While the three directors shared a single cinematographer, the trained eye will no doubt spot some visual differences between the segments. To's signature was the easiest to identify, whereas I felt Tsui's hand was least obvious (which isn't too surprising, since his trademark style is also the farthest removed from this type of film). You can look forward to a rather grim color palette, lingering camera work, sultry environments and shadowy setting, like you'd expect from a good Hong Kong crime noir. Not quite top of the line, but the quality is definitely there.
Guy Zerafa, an old familiar of Johnnie To, was chosen to handle the score for all three segments. Zerafa worked with To on Exiled and Fulltime Killer and delivers another very distinctive selection of tracks. To is known for pairing off-kilter scores with his films to differentiate them from the average Hong Kong crime flick and Zerafa does a great job continuing that tradition. The music is moody, stands out in the right places and does a stellar job uniting the three segments. Mission accomplished in other words.

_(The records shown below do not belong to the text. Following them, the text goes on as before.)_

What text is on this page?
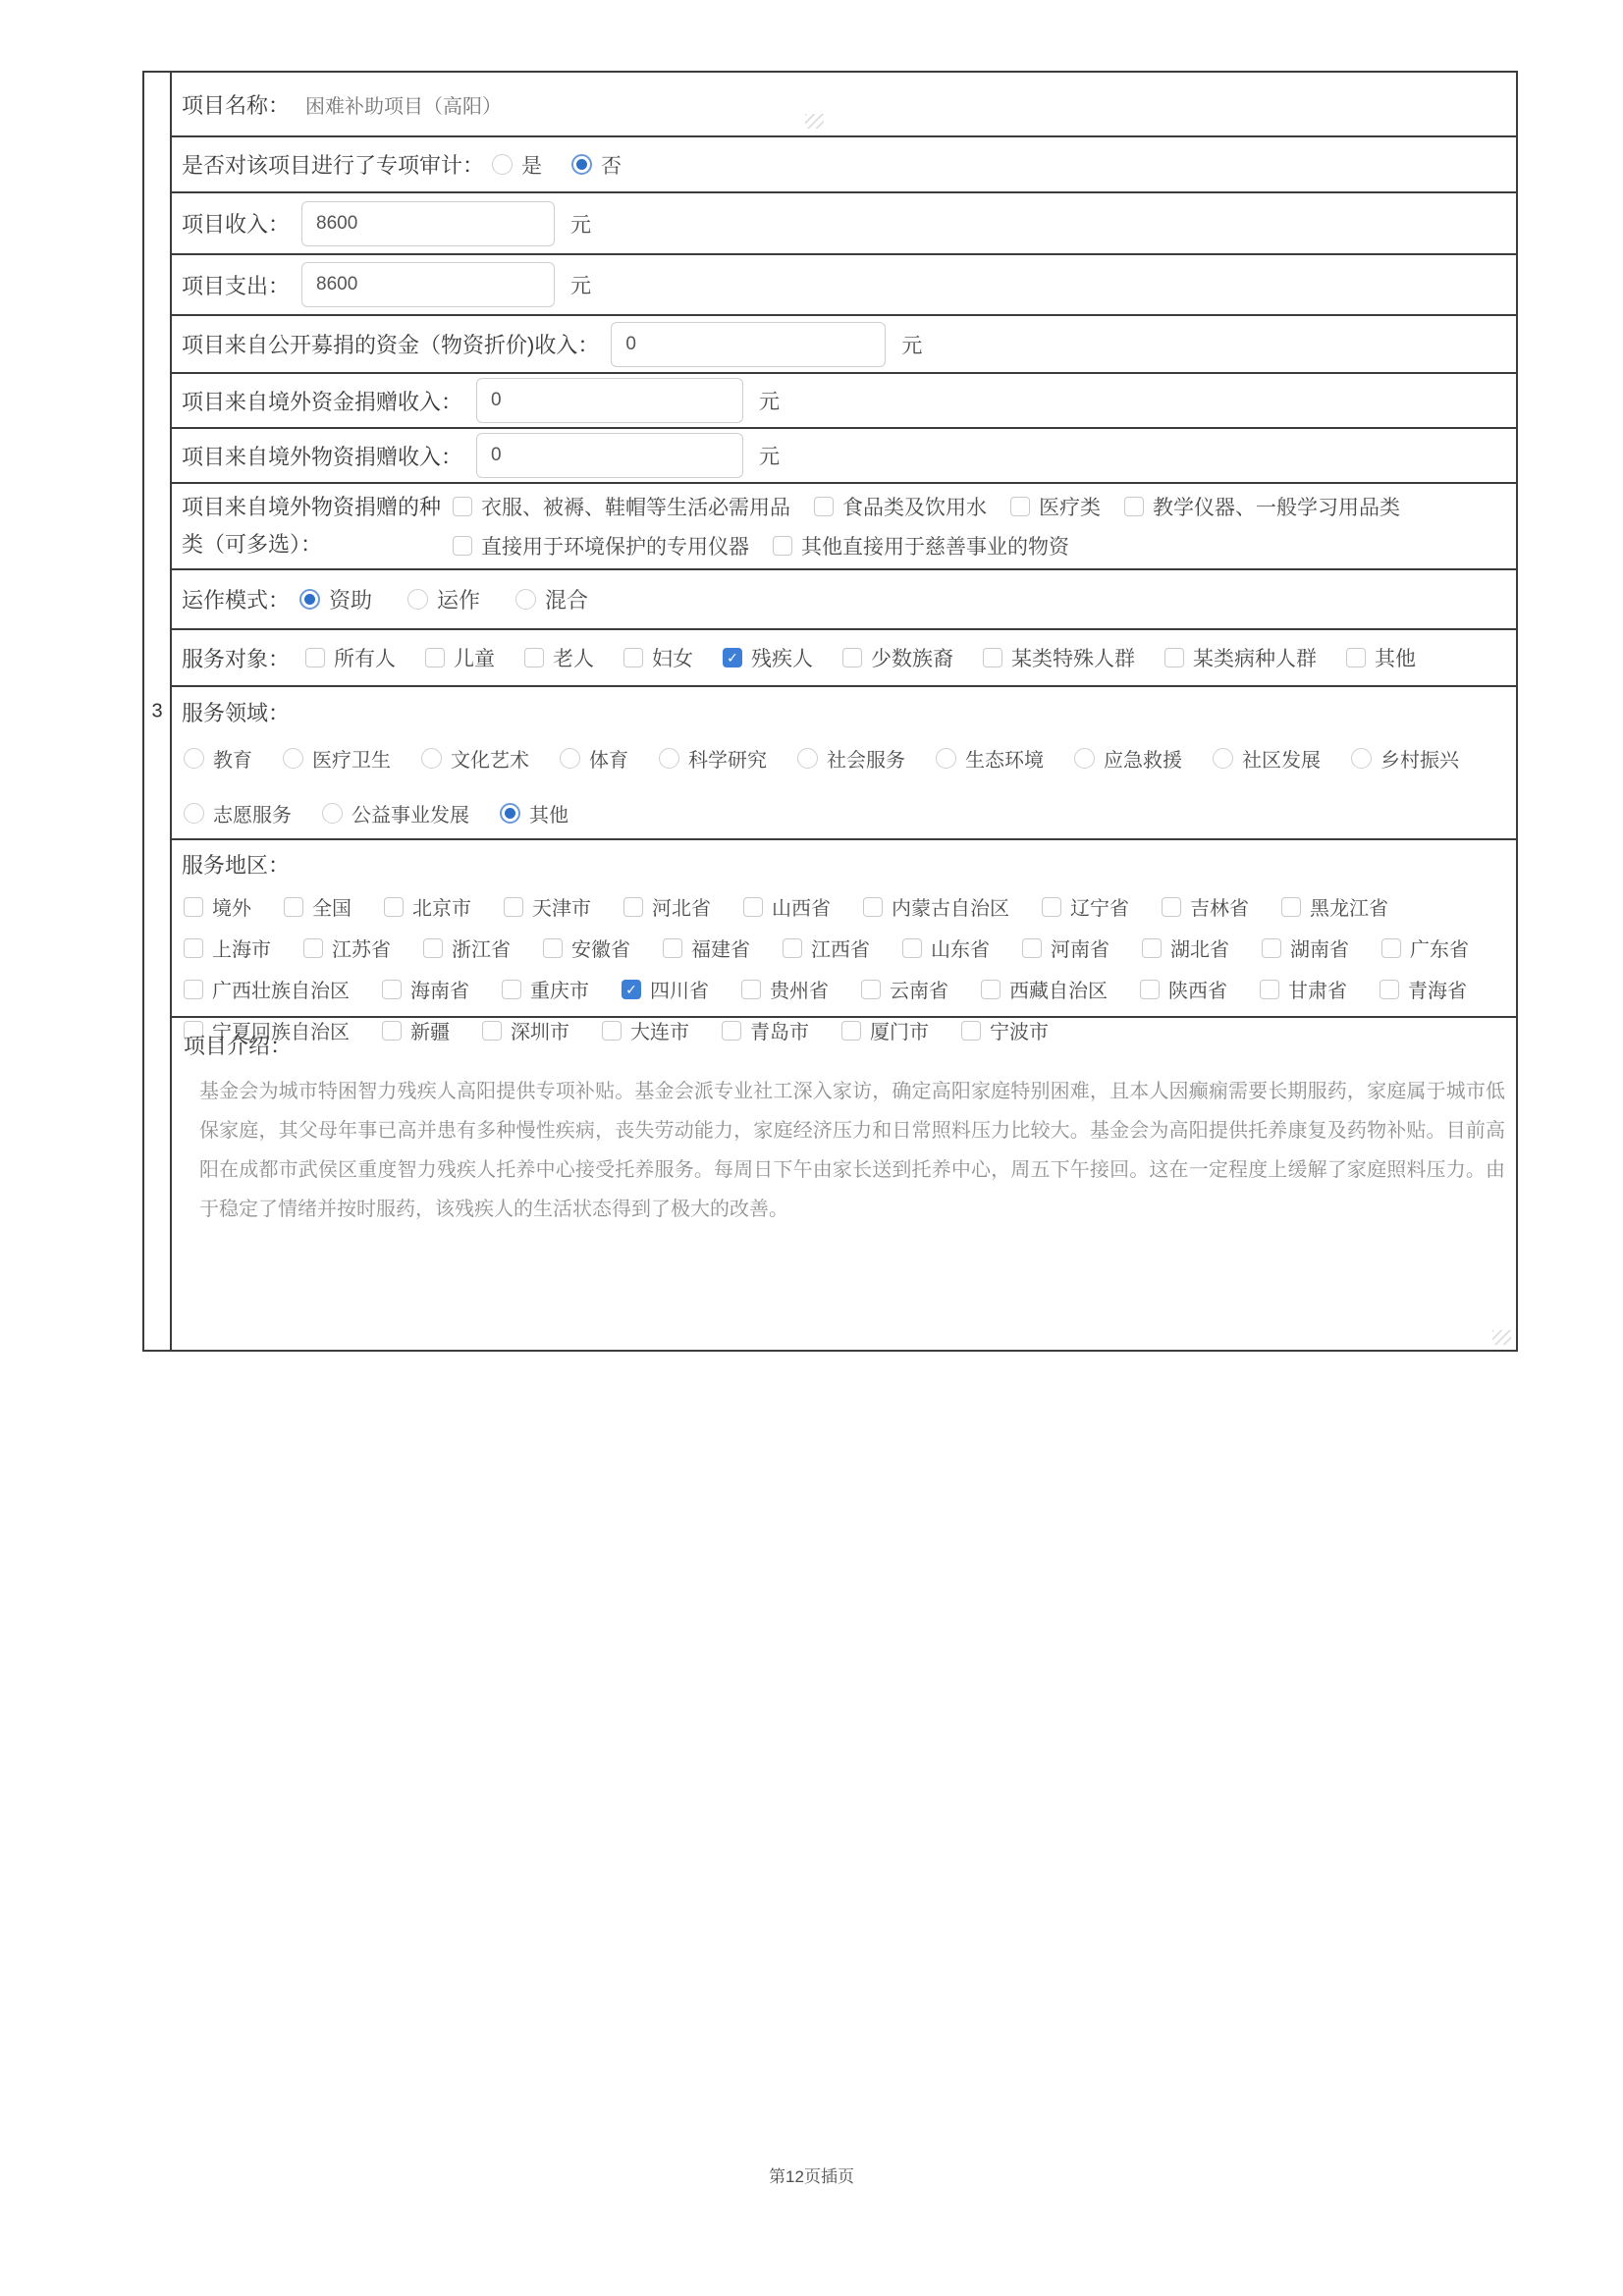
3
项目名称： 困难补助项目（高阳）
是否对该项目进行了专项审计： 是	否
项目收入：
8600	元
项目支出：
8600	元
项目来自公开募捐的资金（物资折价)收入：
0	元
项目来自境外资金捐赠收入：
0	元
项目来自境外物资捐赠收入：
0	元
项目来自境外物资捐赠的种类（可多选）：
衣服、被褥、鞋帽等生活必需用品	食品类及饮用水	医疗类	教学仪器、一般学习用品类
直接用于环境保护的专用仪器	其他直接用于慈善事业的物资
运作模式： 资助	运作	混合
服务对象： 所有人	儿童	老人	妇女 ✓ 残疾人	少数族裔	某类特殊人群	某类病种人群	其他
服务领域：
教育	医疗卫生	文化艺术	体育	科学研究	社会服务	生态环境	应急救援	社区发展	乡村振兴
志愿服务	公益事业发展	其他
服务地区：
境外	全国	北京市	天津市	河北省	山西省	内蒙古自治区	辽宁省	吉林省	黑龙江省
上海市	江苏省	浙江省	安徽省	福建省	江西省	山东省	河南省	湖北省	湖南省	广东省
广西壮族自治区	海南省	重庆市	✓ 四川省	贵州省	云南省	西藏自治区	陕西省	甘肃省	青海省
宁夏回族自治区	新疆	深圳市	大连市	青岛市	厦门市	宁波市
项目介绍：
基金会为城市特困智力残疾人高阳提供专项补贴。基金会派专业社工深入家访，确定高阳家庭特别困难，且本人因癫痫需要长期服药，家庭属于城市低保家庭，其父母年事已高并患有多种慢性疾病，丧失劳动能力，家庭经济压力和日常照料压力比较大。基金会为高阳提供托养康复及药物补贴。目前高阳在成都市武侯区重度智力残疾人托养中心接受托养服务。每周日下午由家长送到托养中心，周五下午接回。这在一定程度上缓解了家庭照料压力。由于稳定了情绪并按时服药，该残疾人的生活状态得到了极大的改善。
第12页插页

Actors too are shared, as we're dealing with a continuous story and characters that carry through from start to finish. Which is a good thing really, as the lead trio is pretty ace. Simon Yam, Louis Koo and Honglei Sun all manage to shine, while the supporting cast is solid too, with outstanding performances by Kelly Lin, Ka Tung Lam and the inimitable Suet Lam. No real career-defining performances, they've all done these characters before, in slightly better films too, but every one of them delivers and makes sure his character is right on point.
Even though Triangle is split in three even parts, helmed by three different directors, I don't think most people would actually notice. Unless you're aware of the nature of this project, or you're very familiar with the work of each director, there's enough cohesion here to pass as a regular feature film. Don't expect a typical anthology or an explosion of creativity, instead Hark brought three legendary directors together to create a signature Hong Kong crime flick. He just made sure the three of them wouldn't get in each other's way while adding their typical flavor to the film. Fans of Hong Kong on the other hand will have no trouble linking each director to his specific segment, which is a nice little perk.
Though this isn't exactly the ultimate in Hong Kong crime cinema, it's a beacon of quality that easily mingles with the best Hong Kong has to offer in the crime genre. Triangle looks stylish, sports a great soundtrack, leans on a superb central trio and highlights the talents of its lauded directors. A true flagship project if there ever was one. If also holds up very well on revision, so with the Hong Kong movie industry in a slump right now, it's the ideal time to catch up on this film if you haven't seen it yet. If you like yourself a bit of crime cinema, it's an easy recommend.